また、誘電体層3を挟んで下部電極層2aと上部電極層4aとで形成される容量形成部の面積の和,誘電体層3を挟んで下部電極層2aと上部電極層4cとで形成される容量形成部の面積の和,誘電体層3を挟んで下部電極層2bと上部電極層4bとで形成される容量形成部の面積の和,誘電体層3を挟んで下部電極層2bと上部電極層4dとで形成される容量形成部の面積の和,誘電体層3を挟んで下部電極層2cと上部電極層4aとで形成される容量形成部の面積の和,誘電体層3を挟んで下部電極層2cと上部電極層4cとで形成される容量形成部の面積の和は、それぞれ4500μm2とした。
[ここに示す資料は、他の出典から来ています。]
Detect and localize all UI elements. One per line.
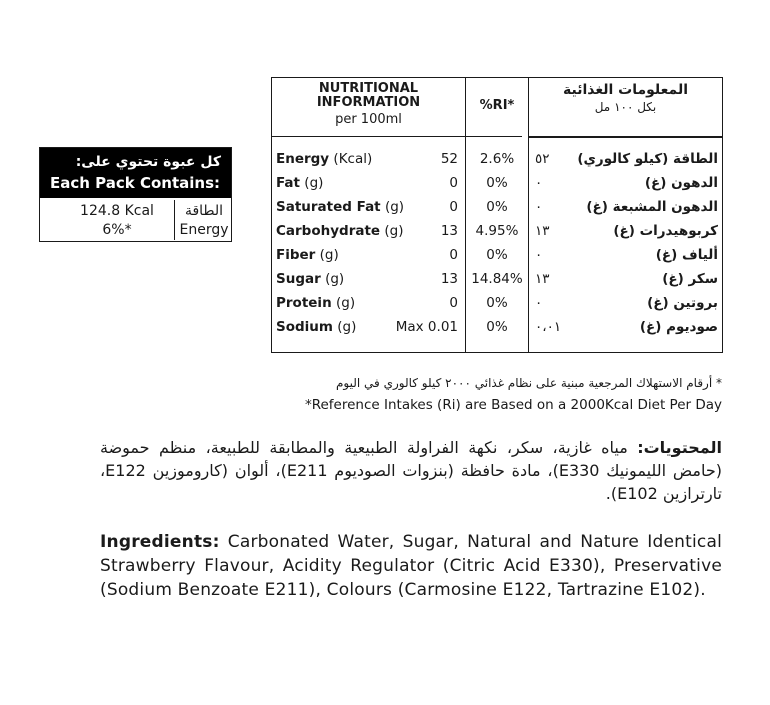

このため、モデル4の容量形成部で形成される容量の合計は、モデル3と等しくなっている。
(実施例3:モデル5)
次に、図21(b)は、シミュレーションに用いた本発明のコンデンサのモデルであるモデル5を示す平面図である。図の縦方向に、4組の上部電極層4a,4cをそれぞれ交互に配置し、4組の上部電極層4b,4dを交互に配置した点以外は、モデル4と同様とした。
また、モデル5の容量形成部で形成される容量の合計は、モデル3,4と等しくした。
各上部電極層の間の距離を2μmとすると、モデル3において容量形成部8a,8bに、モデル4,モデル5において、上部電極層4b,4dに、それぞれ着目すると、A,B及びA/(2B)の大きさは表1のようになる。
表1に示す通り、従来の構造である比較例2の薄膜コンデンサにおいては、A/(2B)の値は1未満となり、本発明のコンデンサである実施例2,3においては、A/(2B)の値は1以上となり、上部電極層の数を増やし、対向する辺の数を増やすにつれてその値は大きくなった。また、モデル3〜5で、Bの値がほぼ一定であることから、上部電極層の数を増やしても、コンデンサのサイズはほぼ一定となっていることを確認した。
本実施例においては、1GHzにおけるQ値をシミュレーションした。
このようにしてシミュレーションを行った結果を図22に示す。図22において横軸はA/(2B)の値を、縦軸は、左側がQ値,右側が寄生抵抗(単位:Ω)を表している。図22から、A/(2B)の増大に伴い、1GHzにおける寄生抵抗が大きく低減していることが明らかとなった。特にA/(2B)が1付近においては寄生抵抗の低減の度合いが大きく、本発明による効果が実証された。また、寄生抵抗の低減と共に、Q値も大幅に改善していることも分かった。Q値においてもA/(2B)が1付近における改善の度合いが大きく、本発明による効果が実証されるものであった。
モデル3〜5で容量形成部の面積は一定としたため、本発明のコンデンサによれば、コンデンサを大型化することなく、寄生抵抗を大幅に低減し、Q値を大幅に改善することができることが確認された。
なお、以上はあくまで本発明の実施の形態の例示であって、本発明はこれらに限定されるものではなく、本発明の要旨を逸脱しない範囲で種々の変更や改良を加えることは何ら差し支えない。